There are several limitations in our study:

  1. 1.

    Most articles presented these 2 types techniques based on retrospective studies. The quality was limited due to retrospective articles in its nature. Newcastle score is between 5 and 7 with a limited number of extreme high-quality studies.

  2. 2.

    We approached some authors by emails for obtaining more detailed data of standard deviations and implant choices. However, there was no response till the end of our study.

  3. 3.

    The papers related to the outcomes of these two techniques are quite limited. AOFAS is widely used by most investigators. However, it is scattered on QxFAD-C (Oxford ankle foot questionnaire for children). Therefore, there is only one study on AOFAS for Exosinotarsal group.

  4. 4.

    The range of age distribution is relatively wide in both endosinotarsal cone group or exosinotarsal screw group. According to study of Kubo et al.24, the best time for the surgeries is 9–12 years old. According to Hsieh et al., most of their patients underwent endosinotarsal implants were before the age of 10, suggesting less bone remodeling in older children. More studies to support the best operation age are required in the future.
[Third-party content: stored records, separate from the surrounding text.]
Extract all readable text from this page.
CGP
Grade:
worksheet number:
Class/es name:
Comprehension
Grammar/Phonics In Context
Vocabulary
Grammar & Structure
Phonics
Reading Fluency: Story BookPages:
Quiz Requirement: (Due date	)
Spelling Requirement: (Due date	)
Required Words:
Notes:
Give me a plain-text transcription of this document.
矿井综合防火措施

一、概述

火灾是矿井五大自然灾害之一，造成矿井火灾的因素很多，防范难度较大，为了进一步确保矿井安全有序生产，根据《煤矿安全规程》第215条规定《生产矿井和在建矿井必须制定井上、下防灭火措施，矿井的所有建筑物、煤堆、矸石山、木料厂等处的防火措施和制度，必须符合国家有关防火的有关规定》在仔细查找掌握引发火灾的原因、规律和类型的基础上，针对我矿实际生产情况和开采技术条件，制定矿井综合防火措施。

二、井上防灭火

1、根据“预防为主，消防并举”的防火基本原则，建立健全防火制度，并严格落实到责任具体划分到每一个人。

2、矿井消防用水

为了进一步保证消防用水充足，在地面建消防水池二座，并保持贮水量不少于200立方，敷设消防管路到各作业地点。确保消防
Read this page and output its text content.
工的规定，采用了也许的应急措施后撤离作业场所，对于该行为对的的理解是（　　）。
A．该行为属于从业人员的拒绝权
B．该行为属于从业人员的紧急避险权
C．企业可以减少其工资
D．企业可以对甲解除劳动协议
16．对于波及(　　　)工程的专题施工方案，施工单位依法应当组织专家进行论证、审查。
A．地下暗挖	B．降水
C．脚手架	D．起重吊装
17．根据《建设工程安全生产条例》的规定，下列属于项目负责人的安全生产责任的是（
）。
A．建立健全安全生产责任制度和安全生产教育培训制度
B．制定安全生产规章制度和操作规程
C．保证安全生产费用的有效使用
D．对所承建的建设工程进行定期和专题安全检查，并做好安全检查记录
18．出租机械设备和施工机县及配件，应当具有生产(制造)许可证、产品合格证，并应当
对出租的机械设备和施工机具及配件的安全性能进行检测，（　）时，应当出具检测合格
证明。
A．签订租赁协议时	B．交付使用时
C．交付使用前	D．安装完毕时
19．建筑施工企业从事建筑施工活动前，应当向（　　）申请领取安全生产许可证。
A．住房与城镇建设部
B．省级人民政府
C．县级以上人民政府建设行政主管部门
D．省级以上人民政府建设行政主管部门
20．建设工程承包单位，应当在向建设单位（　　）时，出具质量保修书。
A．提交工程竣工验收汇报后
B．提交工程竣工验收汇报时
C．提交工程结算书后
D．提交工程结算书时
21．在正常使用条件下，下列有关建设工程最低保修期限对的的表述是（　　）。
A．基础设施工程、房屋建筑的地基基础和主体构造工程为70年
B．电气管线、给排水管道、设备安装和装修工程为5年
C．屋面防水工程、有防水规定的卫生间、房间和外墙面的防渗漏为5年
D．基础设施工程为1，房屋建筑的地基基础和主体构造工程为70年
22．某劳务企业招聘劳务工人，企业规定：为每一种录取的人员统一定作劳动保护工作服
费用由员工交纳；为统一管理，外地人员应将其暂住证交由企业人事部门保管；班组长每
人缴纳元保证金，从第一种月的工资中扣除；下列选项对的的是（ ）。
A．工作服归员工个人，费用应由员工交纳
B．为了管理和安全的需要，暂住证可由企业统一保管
The endosinotarsal group had a better corrective result in Meary’s angle compared with exosinotarsal group. For clinical AOFAS, exosinotarsal group also shows an improvement. We assumed that once the sample size was adequate enough, this outcome of clinical AOFAS would be better. Hence, investigators need to examine the outcome of AOFAS clinical scores.

For endosinotarsal device, some articles used bio-absorbable device1, while others applied metallic materials. We take conservative attitude to the rectification effectiveness on foot alignment while selecting different materials of endosinotarsal device. Considering the foot alignment needs to sustain a long period under same situation for different materials, age and body weight, future studies will be required for investigating the effectiveness.

Our study provided the evidence of comparing corrective effects of “subtalar arthroereisis” for pediatric flexible flatfoot using different techniques and implants. We suggest that the surgical types, implant selection, sources and costs should be well documented for a more specific statistics in the future.

Conclusion

The exosinotarsal screw and endosinotarsal device are both effective arthroereisis implants to treat pediatric flexible flatfoot. However, the endosinotarsal device shows a better improvement in Meary’s angle than exosinotarsal screw.